All the usual suspects were blogging all the usual things, mostly about how or why a Catholic judge would behave that way ---
but some of them, including Rod Dreher, who blogs at The Corner and is a friend of St. Blog's, had their facts calumniously wrong. When Mr. Dreher's comments at The Corner with the calumny were linked at Mark Shea's and at Amy's, I piped up in the comments boxes that Mr. Dreher's argument would be stronger if he'd had his facts straight, and I corrected his incorrect statement about supposed, non-existent, sacriligious activity.

The reactions in the boxes [from others, _not_ from Mr. Dreher] can be summed up thus: "Karen, why does that matter? These are the bad guys. Look at their website. What does it matter that it's not true? After all, these are the bad guys."

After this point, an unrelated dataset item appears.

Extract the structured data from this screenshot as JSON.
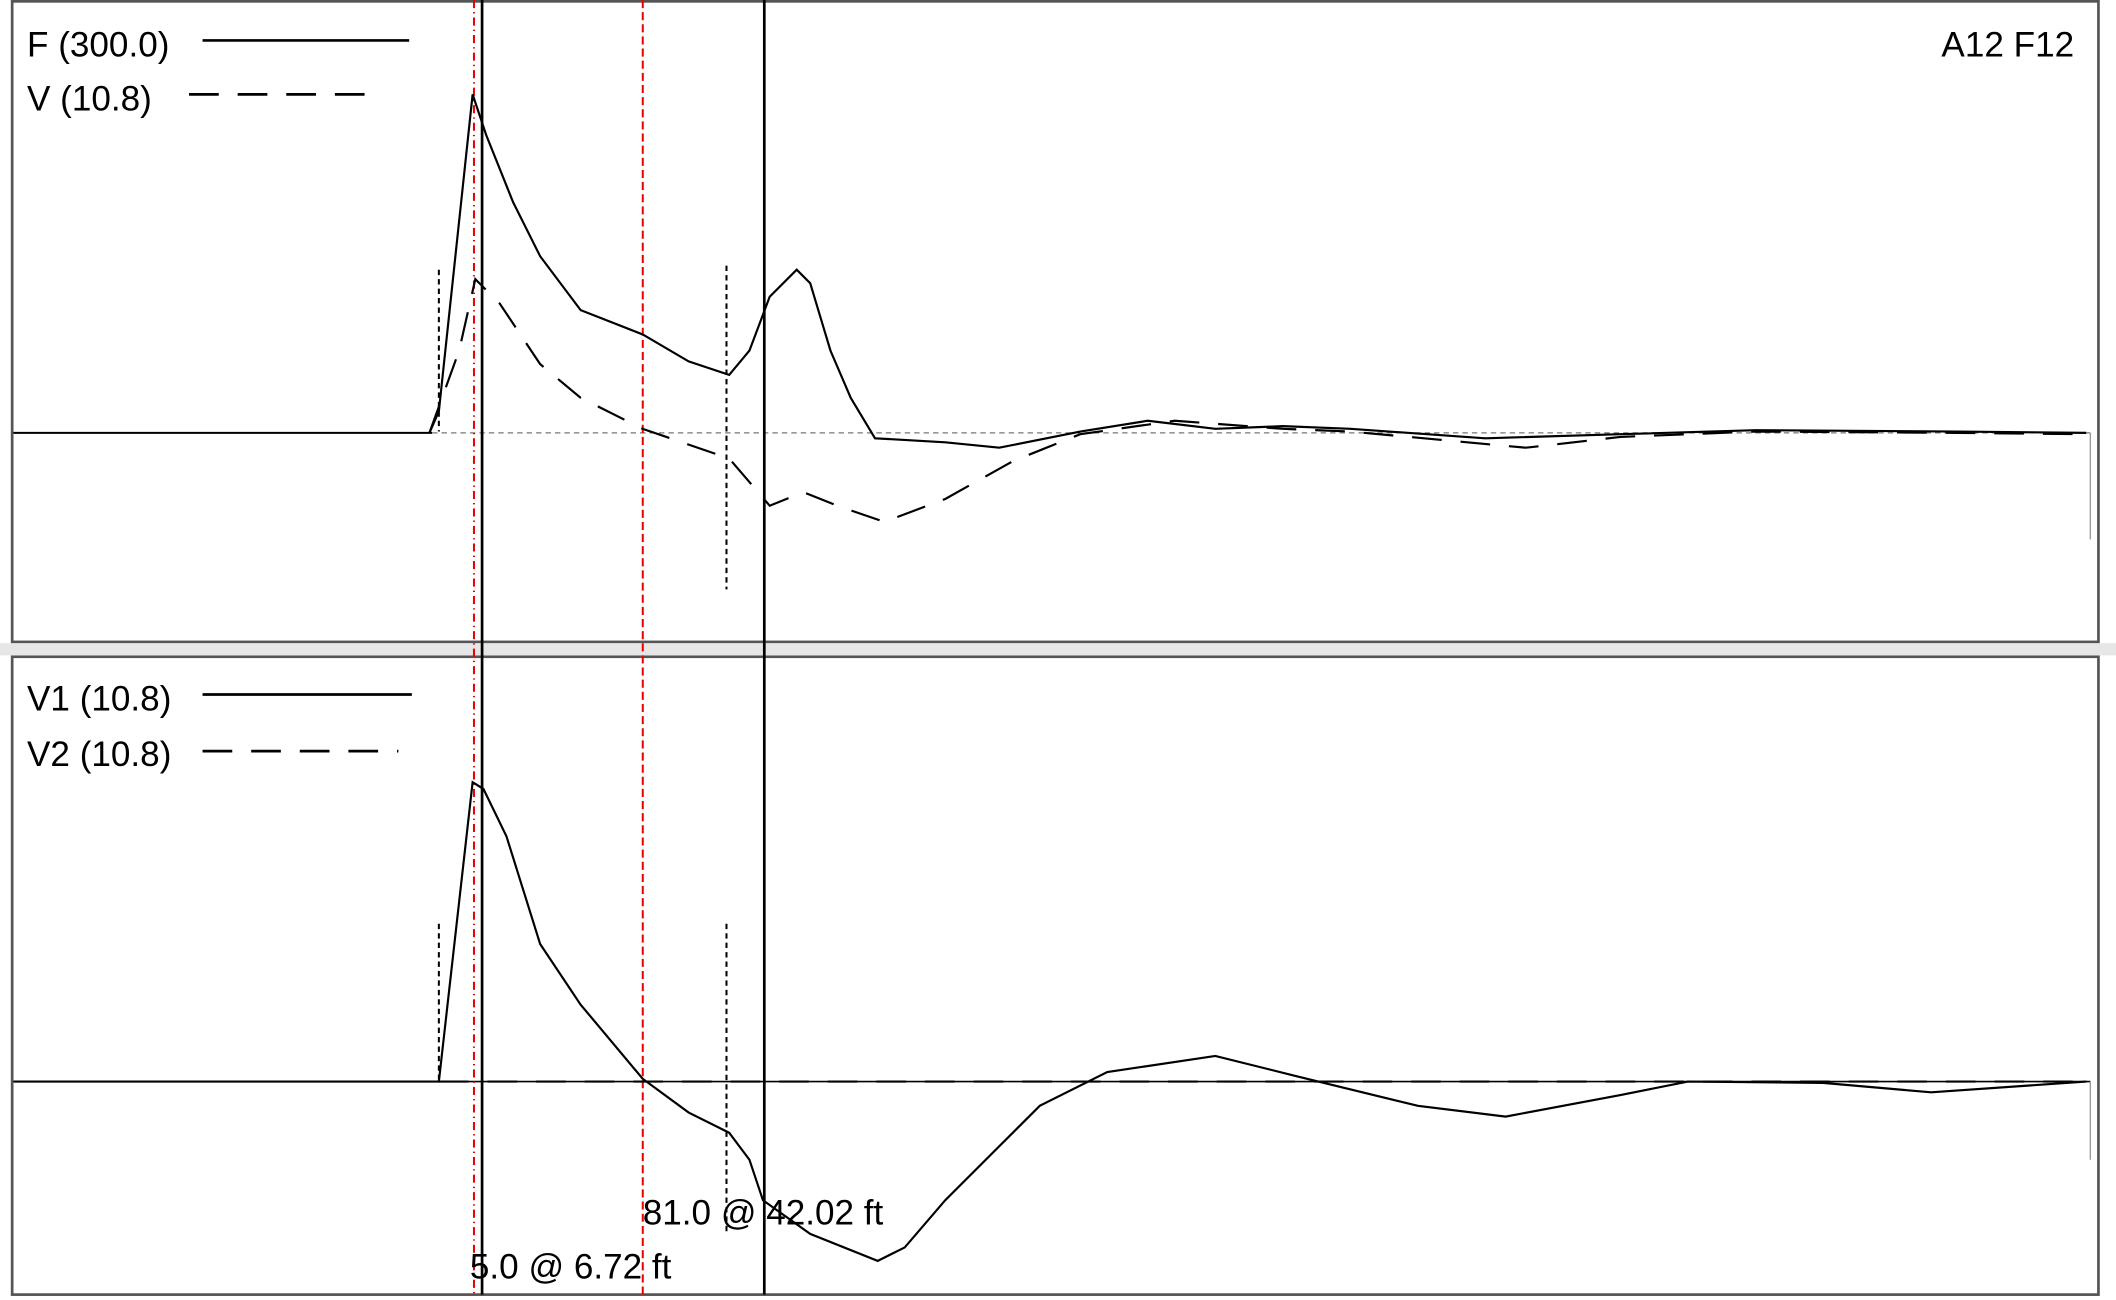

So what if they're the bad guys! Making absolutely sure that the negative things about somebody else are true before publishing them actually is doubly important when the somebody else is the "enemy", and one might be tempted to skimp on the fact-checking, it being so easy to believe anything about the people one doesn't agree with.

The outline version of the story:
Three Catholic believers go to Mass at the Basilica of the National Shrine. They are going to assist there along with the rest of the crowds, worshipping and praying and receiving the precious Body and Blood of the Lord.

But, there is a rumor among the Basilica staff that an Australian-based church disruption group known as the Rainbow Sash might show up to make trouble. The Basilica staff are looking all over, trying to find the Rainbow Sash people.

Instead, they find our three Catholics, who have nothing to do with the Rainbow Sash, although they all, if asked, would admit that they are not heterosexual.

When our three Catholics went up for Communion, properly disposed and comported like any Catholic does, they were publicly refused. All parties, including the Archdiocese of Washington and the USCCB, admit they were refused wrongfully.

They quietly returned to their place in the pews, went home after the final blessing, had a good cry, then figured they had to find out why this happened to them and make sure it didn't happen again to anybody else.

So the next morning, they went to a hotel where a lot of the bishops were staying, begging any bishops who passed for some answers. Eventually they were literally begging, on their knees with their hands out. The press people who were hanging out in that same public lobby got to noticing.... and hotel security came and told them to go away. They didn't, the police came, end of story.

Yes, this story is bad enough, and unique enough, to be interesting for the pundits and newsbloggers to blog about. Especially on Friday, after our three Catholics won the lottery with a Catholic judge who knew just how bad it is for a Catholic to be publicly refused Communion.

But, to turn the story from "disobeyed a hotel lobby rent-a-cop" [which is true] to the [blatantly false] "sacriligiously disrupted the Holy Eucharist at the Basilica" is unconscionable. Even if our three Catholics _are_ non-heterosexual people who belong to SoulForce.

After all, would the story had gotten turned around this way if it had been three long-skirted doily-wearing Catholics from Wanderer Forum mistaken for a rad-trad or sedevacantist disruption group? Think about it.